In this puzzle, we don't have to separate the pieces and cut each piece on its own. As others now have said, it is possible with 5 cuts.
What if putting chocolates onto each other was not allowed? - You don't even have to stack the halves on top of each other, just arrange them next to each other so you can cut each piece the same way with one cut.

Answer 5

Answer for the 2nd part (since the 1st is already answered) is

5 cuts (or 10 if rearranging is not allowed as well)

because

1. Cut into 2 2x8 pieces.
2. Rearrange into 2x16 and cut into 2 1x16 (actually 4 1x8) pieces.
3. Rearrange into 4x8 and cut into 2 4x4 (actually 8 1x4) pieces.
4. Rearrange into 8x4 and cut into 2 8x2 (actually 16 1x2) pieces.
5. Rearrange into 16x2 and cut into 2 16x1 (actually 32 1x1) pieces.

and

If rearranging is not allowed, we can cut only 1 line at once, and you need to cut 10 lines (3 in the "north-south" and 7 in the "east-west" direction).

Answer 6

0

because

Chocolate is usually already divided into 1 x 1 blocks.

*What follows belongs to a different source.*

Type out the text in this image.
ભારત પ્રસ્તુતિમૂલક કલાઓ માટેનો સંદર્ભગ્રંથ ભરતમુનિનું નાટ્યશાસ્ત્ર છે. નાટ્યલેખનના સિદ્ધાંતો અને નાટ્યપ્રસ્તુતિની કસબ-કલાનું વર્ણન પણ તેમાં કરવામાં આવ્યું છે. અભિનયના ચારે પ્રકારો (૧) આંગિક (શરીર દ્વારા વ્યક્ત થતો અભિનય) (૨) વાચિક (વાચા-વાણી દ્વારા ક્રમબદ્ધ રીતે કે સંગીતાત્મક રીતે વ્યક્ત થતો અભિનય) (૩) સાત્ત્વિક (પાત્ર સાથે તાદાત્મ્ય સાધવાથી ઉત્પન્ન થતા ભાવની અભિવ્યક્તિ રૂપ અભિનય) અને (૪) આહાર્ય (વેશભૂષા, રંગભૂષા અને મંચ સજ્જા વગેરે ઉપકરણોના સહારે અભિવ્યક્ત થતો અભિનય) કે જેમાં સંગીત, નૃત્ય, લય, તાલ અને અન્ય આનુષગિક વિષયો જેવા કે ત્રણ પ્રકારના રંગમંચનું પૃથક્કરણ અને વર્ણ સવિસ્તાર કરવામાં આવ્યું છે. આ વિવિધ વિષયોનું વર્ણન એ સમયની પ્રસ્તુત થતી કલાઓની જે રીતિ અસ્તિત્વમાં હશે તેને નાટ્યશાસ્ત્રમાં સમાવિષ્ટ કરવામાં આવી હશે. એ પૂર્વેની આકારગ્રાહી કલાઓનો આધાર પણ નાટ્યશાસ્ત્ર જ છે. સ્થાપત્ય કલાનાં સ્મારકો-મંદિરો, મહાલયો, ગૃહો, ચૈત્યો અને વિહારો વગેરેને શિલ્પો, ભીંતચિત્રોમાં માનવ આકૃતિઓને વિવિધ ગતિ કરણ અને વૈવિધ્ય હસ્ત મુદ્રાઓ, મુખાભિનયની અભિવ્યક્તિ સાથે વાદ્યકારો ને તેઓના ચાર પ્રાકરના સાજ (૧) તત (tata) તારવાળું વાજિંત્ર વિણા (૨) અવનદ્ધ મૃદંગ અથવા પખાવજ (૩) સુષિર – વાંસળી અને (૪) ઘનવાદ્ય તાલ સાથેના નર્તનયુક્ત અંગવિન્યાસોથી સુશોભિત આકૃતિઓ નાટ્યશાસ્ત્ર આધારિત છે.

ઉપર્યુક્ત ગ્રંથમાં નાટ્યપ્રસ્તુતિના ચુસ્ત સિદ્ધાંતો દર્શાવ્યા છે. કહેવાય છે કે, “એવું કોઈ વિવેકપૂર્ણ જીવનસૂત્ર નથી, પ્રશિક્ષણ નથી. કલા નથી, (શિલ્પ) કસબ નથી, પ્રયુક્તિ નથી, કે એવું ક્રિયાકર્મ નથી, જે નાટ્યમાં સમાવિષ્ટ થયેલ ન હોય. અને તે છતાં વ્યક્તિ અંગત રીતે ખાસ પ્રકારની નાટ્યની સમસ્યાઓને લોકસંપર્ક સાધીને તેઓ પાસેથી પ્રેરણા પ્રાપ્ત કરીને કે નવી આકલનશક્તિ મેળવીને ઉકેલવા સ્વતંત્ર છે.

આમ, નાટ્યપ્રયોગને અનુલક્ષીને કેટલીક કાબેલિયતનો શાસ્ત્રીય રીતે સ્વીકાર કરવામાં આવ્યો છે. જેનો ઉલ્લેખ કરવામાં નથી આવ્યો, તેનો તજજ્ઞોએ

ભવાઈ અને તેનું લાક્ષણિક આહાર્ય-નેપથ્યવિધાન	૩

You can easily crush it with your hand and you don't need any help of a knife.

I think that it is already divided into 32 blocks. Why would you provide dimensions 4 x 8 otherwise? Not 2 x 4 nor 1 x 2?

Answer 7

There is another way that hasn't been mentioned.

The puzzle says that you have to cut straight with the knife, not that the cut has to be straight. So if you move the chocolate while cutting you can cut it into 32 pieces in one cut.